Tinubu’s policy pronouncements are in stark opposition to the inactions of Baba go slow of eight years ago. On assumption of office, former President Muhammadu Buhari had the political capital and supposed integrity to let go of subsidy; a good fortune President Goodluck Jonathan did not have by 2012. Rather, Buhari entrenched petrol subsidy. Furthermore, he reintroduced fiat that fixed the value of naira which had been abandoned after the last military regimes of the late Generals Sani Abacha and Abdulsalami Abubakar. Unfortunately, it was the fixing of the Naira at 197 to the dollar that led to the 2016/2017 recession as investors vacated the country, foreign direct investment froze and remittances dropped. The decline in economic growth that began in 2014 was not stemmed by the Buhari administration in 2015. It was hastened and we landed in recession in 2016. These two policies of Buhari, despite depressing the economy, were well received and applauded by today’s naysayers.
Intellectuals for the Buhari administration led by former finance minister Kemi Adeosun totally misdiagnosed what brought on the collapse of growth in the economy. And when you misdiagnose, maladministration sets in. They applied Keynesian reflation to what was a balance of trade problem. Today’s penchant for borrowing and turning on the money printing press is the aftermath of that wrong prescription. The naysayers would want us to believe it’s Tinubu’s reversal of policy to the pre-Buhari years that is bringing on the current hardship.
They loved Buharinomics because they perceived it as being anti-capitalist and pro-people that emulated the policies of the late Chavez of Venezuela. Buhari’s unorthodoxy, alms-awarding social intervention schemes seemed right to them. Yet the economy remained depressed and hardship in the land became more intense. Not till they witnessed the increasing poverty in the land did they distance themselves from Buhari.
Asiwaju Bola Tinubu should expect the same treatment former military President, General Ibrahim Babangida, received and I believe it has begun. However he should not relent, in fact he should dig in and go deeper than the IBB or former President Olusegun Obasanjo reforms that delivered to Nigeria the country’s fastest growth for 14 years. It is the absence of this growth profile that led to Nigeria becoming the poverty capital of the world and it is a return to this growth, especially to a double-digit growth profile, that will bail out the poor. A double-digit growth rate means the poor will receive better wages as they participate in baking the national cake. You have begun with the right body language, time to concentrate on the real grunt work and please, enough of your travelling.
To achieve a DDG rate and translate Nigeria into a trillion-dollar economy and double the national cake within seven years, you have to concentrate and improve on things not done by the previous administrations. There is a total failure of non-oil exports and this has led to impoverishing our people because the monetary authorities have lost control over the value of the naira as they depended only on oil receipts which have become inadequate. An increase in non-oil exports is one of the ways to improve the economy, but the Nigerian business elite did not buy in and to date, only the Dangote Group factors exports in its investments.
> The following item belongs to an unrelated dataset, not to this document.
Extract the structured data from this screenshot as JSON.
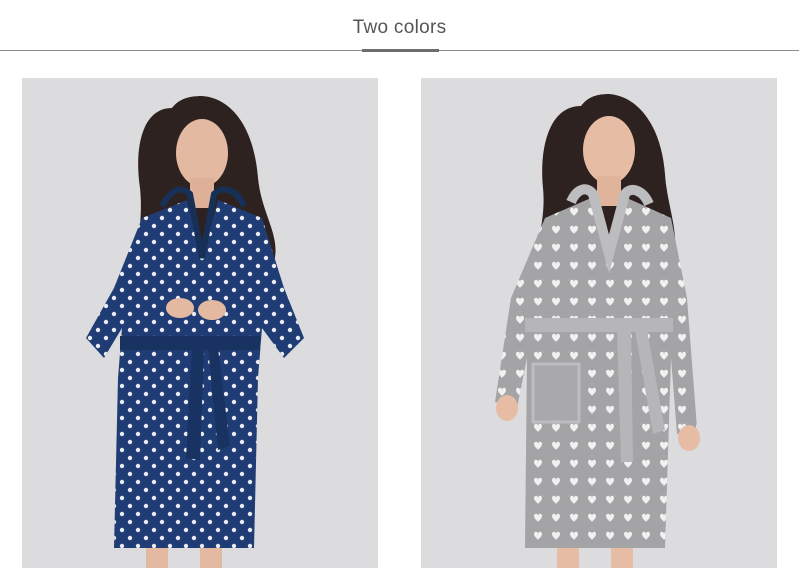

While manufacturing accounts for 50 per cent of imports into Nigeria, it accounts for a meagre three per cent of Nigeria’s exports. This disconnect cannot be allowed to continue. Nigeria should have industrialised through high-value addition to its primary commodities before exporting but we industrialised through import substitution policy. It is through our failure here that the monetary authorities have lost control of the naira and with this loss; it has impoverished every Nigerian except those in Diaspora who earn in dollars. If we want the poor to breathe, engaging in the export of manufactured products to firm up the Naira is the way to go.